You wouldn’t believe how many times I’ve heard the above statement. You stay indoors too much. You have to get out and meet people, blah blah blah.
Well. I have social anxiety and a touch of agoraphobia. If it weren’t for my dog, I probably wouldn’t go out at all. ‘cept for doctor appointments. Those are my social moments. Sad but true.
And it takes a lot out of me to prepare to go and do what needs to be done. Like shopping, walking the pooch, dr. appts. and other responsibilities.
My therapist wants me to go out more. I want me to go out more. But, my head says, ‘it’s too scarey out there’. So much negative crap.
I’m hoping things improve in time. My knees are getting better, I walk better w/o a cane. Which is great.
After the surgery, I should feel even better.

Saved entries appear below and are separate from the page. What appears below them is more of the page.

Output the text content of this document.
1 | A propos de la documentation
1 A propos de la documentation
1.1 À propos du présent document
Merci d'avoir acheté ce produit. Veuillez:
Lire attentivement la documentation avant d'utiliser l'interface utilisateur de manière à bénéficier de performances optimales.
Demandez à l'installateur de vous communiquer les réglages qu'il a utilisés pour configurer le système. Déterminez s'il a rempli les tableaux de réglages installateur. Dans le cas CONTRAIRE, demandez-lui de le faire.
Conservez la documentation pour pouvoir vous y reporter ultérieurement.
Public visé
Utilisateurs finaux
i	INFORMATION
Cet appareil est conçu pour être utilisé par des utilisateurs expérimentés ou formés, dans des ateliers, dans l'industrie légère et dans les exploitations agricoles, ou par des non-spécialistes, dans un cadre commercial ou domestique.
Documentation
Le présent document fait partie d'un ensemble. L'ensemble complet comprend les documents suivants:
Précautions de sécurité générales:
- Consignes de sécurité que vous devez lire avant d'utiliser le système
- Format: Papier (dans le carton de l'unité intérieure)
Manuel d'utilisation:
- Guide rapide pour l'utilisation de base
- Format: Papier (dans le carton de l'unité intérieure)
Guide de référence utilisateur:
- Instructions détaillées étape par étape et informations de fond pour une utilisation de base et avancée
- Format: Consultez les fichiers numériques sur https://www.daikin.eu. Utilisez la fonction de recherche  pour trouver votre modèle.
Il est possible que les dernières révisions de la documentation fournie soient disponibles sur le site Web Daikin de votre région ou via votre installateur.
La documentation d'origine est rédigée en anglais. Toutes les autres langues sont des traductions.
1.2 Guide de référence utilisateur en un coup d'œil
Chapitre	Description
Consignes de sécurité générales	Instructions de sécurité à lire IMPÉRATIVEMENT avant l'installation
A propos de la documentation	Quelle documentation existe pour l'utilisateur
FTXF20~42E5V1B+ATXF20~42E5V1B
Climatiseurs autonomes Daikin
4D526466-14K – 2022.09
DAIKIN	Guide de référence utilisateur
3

We’ll see.
There is always something going on and it’s usually not something to party about. I’m tired that and yes I do want some cheese with my Whine. LOL.
Many of my friends don’t understand that at 45, I’ve never truly lived. Done things that other people have taken for granted. Love, children, travel, concerts and even the little things. I started really getting out there and living, before the BiPolar came into my life.
But it was all put at a halt at the age of twenty three. Some nineteen years ago. That’s one thing my former best friend just didn’t get. No matter how hard I tried to convey this too him. It wasn’t whining, it was regret. Yeah, I feel robbed.
I was fine, well at least functioning etc. for 23 years. Then SLAM, the door shut. It’s hard to live with and something I really need to address. I realize that now.